The Scottish Labour leader is already the subject of an Electoral Commission inquiry for accepting a £950 donation from Jersey-based Paul Green. As Mr Green is not on the electoral roll it is thought likely the commission will rule it was a non-permissible donation.

She now faces further questions over ten donations of between £950 and £999 which were not declared.

Ms Alexander claims her team sought advice on the money in November. She says that Mr Dyer's office told her that as she was not a signatory on the account she did not have to declare them.

Last week, however, the parliamentary standards commissioner appeared to change his mind and rule the funds had been gifts to Ms Alexander as an MSP and should have been declared.

Ms Alexander's campaign team reportedly started cashing the cheques on August 31st and did not seek guidance until November 8th. She has not explained the time delay.

Speaking to BBC Scotland's Politics Show she said: "The issue is whether leadership election campaign contributions are gifts and that is the point that the procurator fiscal will have to decide.

"In every other leadership campaign, they've never been construed as gifts."

Ms Alexander continued: "I think it's wholly inappropriate that if you follow the advice of the parliamentary authorities, that should be used to call for your resignation."

She is said to have the support of Labour MSPs, as well as the Labour leadership in Westminster.

Michael McMahon, Labour's chief whip at Holyrood, told the Times: "Surely, the question is why she was given the wrong advice in the first place.

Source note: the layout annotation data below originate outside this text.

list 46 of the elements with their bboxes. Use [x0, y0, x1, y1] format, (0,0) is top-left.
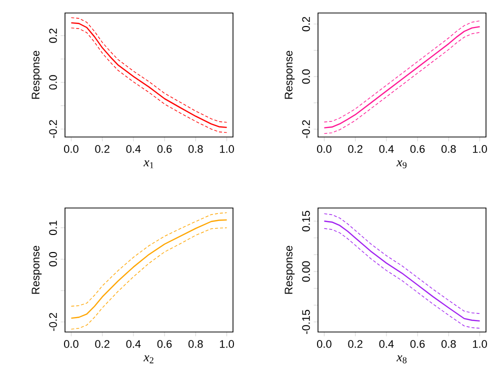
x-tick-label: 0.2	[348, 340, 362, 348]
x-tick-label: 0.6	[157, 145, 172, 153]
y-tick-label: 0.00	[302, 261, 310, 282]
y-tick-label: 0.0	[49, 252, 57, 266]
x-tick-label: 1.0	[472, 145, 487, 153]
y-axis-title: Response	[284, 246, 295, 294]
x-tick-label: 0.8	[441, 145, 456, 153]
x-axis-title: x$_{1}$	[143, 160, 154, 168]
x-axis-title: x$_{8}$	[396, 355, 407, 364]
x-tick-label: 0.8	[441, 340, 456, 348]
x-tick-label: 0.4	[379, 145, 394, 153]
x-tick-label: 0.6	[410, 340, 425, 348]
y-tick-label: -0.2	[49, 120, 57, 138]
x-tick-label: 0.0	[317, 145, 332, 153]
x-tick-label: 0.0	[64, 145, 78, 153]
x-tick-label: 0.2	[95, 145, 110, 153]
y-tick-label: 0.0	[49, 75, 57, 90]
y-axis-title: Response	[32, 50, 42, 99]
x-tick-label: 0.0	[317, 340, 332, 348]
y-tick-label: -0.2	[49, 313, 57, 331]
y-axis-title: Response	[284, 50, 295, 99]
y-tick-label: 0.2	[49, 28, 57, 43]
y-axis-title: Response	[32, 246, 42, 294]
x-tick-label: 0.6	[157, 340, 172, 348]
x-tick-label: 0.0	[64, 340, 78, 348]
y-tick-label: 0.0	[302, 69, 310, 84]
line-series	[70, 227, 228, 330]
x-axis-title: x$_{2}$	[143, 355, 154, 364]
y-tick-label: 0.15	[302, 210, 310, 232]
y-tick-label: -0.2	[302, 120, 310, 138]
x-tick-label: 0.4	[379, 340, 394, 348]
x-tick-label: 0.2	[348, 145, 362, 153]
y-tick-label: -0.15	[302, 310, 310, 334]
x-tick-label: 0.8	[188, 340, 203, 348]
x-tick-label: 0.8	[188, 145, 203, 153]
x-tick-label: 0.2	[95, 340, 110, 348]
y-tick-label: 0.2	[302, 16, 310, 32]
x-tick-label: 1.0	[220, 145, 234, 153]
x-tick-label: 1.0	[220, 340, 234, 348]
y-tick-label: 0.1	[49, 220, 57, 235]
x-tick-label: 0.6	[410, 145, 425, 153]
x-axis-title: x$_{9}$	[396, 160, 407, 168]
line-series	[70, 212, 228, 307]
x-tick-label: 0.4	[126, 340, 141, 348]
x-tick-label: 0.4	[126, 145, 141, 153]
x-tick-label: 1.0	[472, 340, 487, 348]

We need to get her through this and we will emerge stronger."

But Scottish finance secretary John Swinney doubted her future.

He told the Politics Show: "Quite clearly, Wendy Alexander is in a very, very weak position as a result of the battering that she's been taking on this particular question for many weeks.

"If the parliamentary standards commissioner has felt it necessary to report Wendy Alexander to the procurator fiscal, then the Electoral Commission has absolutely no alternative."